I broke this information down to realize what in the ventricular septal defect is causing the mutation and the heart problems. When researching I found out that many different genes are working with the mutation but at the same time have a good purpose, for example, one of the genes was made to provide strength.
GATA Gene
One of the genes that have a good baseline towards the mutation was GATA4. This gene has a unique way of providing us with needs. This gene encodes a member of the GATA family (ATA transcription factors are a family of transcription factors defined by their ability to bind to the DNA sequence “GATA”) of zinc finger transcription factors (A zinc finger is a small protein basic subject that is defined by the coordination of one or more zinc ions (Zn2+) to secure the fold.) Members of this family recognize the GATA theme which is present in the promoters of many genes.
This protein is thought to controls genes involved in embryogenesis and myocardial function. Mutations in this gene have been connected with cardiac septal defects as well as reproductive defects. GATA4 regulates hypertrophic growth of the heart and maintains cardiac function in the adult heart.
Now that I had found the main definition or proposition of the gene, I moved on to searching research papers and looking for what people have found regarding the implication of what in the gene specifically is causing the mutation.
GATA4 Mutation
I stumbled upon this research paper where a group of people worked on researching this gene. They worked on look varieties of specific places. And let’s see what I found out…
The GATA4 gene is very general but WAIT, where is that specific place in the gene where the mutation is being made/occurs? When researching I found out that Yanwei Zhang, MD, Feng Ai, MS, Jiayong Zheng, MS, Bangtian Peng, BS researched how could we work this mutation.
They did a total of 11 studies that were evaluated. There was no vital agreement between GATA4 99 G>T mutations and the risk of CHD, whereas GATA4 354 A>C mutation was significantly associated with CHD risk. Subgroup analysis was further performed for GATA4 99 G>T mutations based on sample size, and no important association with GATA4 99 G>T mutation and the risk of CHD was found in all subgroups. More information stated that that the GATA4 354 was the highest cause for the mutation to occur.
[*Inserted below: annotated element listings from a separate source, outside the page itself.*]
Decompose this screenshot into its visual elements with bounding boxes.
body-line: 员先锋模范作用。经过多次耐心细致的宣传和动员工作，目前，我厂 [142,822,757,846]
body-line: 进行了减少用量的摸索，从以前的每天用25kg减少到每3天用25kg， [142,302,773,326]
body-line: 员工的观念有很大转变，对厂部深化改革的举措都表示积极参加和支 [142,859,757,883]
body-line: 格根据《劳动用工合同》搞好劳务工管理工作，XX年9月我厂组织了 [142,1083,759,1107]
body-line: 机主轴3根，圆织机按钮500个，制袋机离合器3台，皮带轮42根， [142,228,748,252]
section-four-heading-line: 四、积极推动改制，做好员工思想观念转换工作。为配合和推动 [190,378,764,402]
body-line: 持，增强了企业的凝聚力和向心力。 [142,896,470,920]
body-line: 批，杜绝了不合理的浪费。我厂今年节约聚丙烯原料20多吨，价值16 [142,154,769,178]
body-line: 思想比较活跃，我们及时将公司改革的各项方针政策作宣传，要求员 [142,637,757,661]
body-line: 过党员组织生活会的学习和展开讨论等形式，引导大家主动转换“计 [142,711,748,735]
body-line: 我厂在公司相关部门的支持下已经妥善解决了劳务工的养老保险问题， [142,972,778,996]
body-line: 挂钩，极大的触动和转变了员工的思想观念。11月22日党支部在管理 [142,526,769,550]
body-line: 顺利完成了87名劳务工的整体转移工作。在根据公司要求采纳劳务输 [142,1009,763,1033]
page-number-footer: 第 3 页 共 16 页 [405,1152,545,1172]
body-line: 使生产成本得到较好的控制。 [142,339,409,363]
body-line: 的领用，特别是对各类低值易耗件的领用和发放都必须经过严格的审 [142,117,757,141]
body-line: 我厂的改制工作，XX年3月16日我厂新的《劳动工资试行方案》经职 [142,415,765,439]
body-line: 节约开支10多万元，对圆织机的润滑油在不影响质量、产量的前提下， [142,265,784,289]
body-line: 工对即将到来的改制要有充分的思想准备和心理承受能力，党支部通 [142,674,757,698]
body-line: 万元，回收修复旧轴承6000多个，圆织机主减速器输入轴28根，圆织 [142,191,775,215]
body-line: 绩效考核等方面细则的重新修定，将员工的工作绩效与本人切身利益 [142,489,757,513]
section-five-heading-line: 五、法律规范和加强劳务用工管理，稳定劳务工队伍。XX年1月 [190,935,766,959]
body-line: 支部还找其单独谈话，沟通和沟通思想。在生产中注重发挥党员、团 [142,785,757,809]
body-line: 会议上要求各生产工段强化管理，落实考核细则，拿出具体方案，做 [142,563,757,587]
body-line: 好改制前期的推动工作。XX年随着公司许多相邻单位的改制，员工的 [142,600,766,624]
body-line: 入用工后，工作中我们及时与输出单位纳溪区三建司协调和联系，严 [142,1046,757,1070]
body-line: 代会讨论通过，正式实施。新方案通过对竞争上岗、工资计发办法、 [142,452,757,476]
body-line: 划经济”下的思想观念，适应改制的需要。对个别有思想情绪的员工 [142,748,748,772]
CRISPR would be an effective tool to treat these conditions. In fact, this genetic tool is the perfect way to remove the GATA 354 mutation and stop VSD. But hold up…. what is CRISPR? CRISPR-Cas9 is a unique technology that enables geneticists and medical researchers to edit parts of the genome by removing, adding or altering sections of the DNA sequence. It is a powerful tool that helps edit genes/mutations. Specifically, I will be using CRISPR Cas-9.
My experiment may be a big impact on the world!!!
This is just one complication that is associated with down syndrome but I am looking forward to researching other health problems. I am interested in solving other health problems using the help of CRISPR.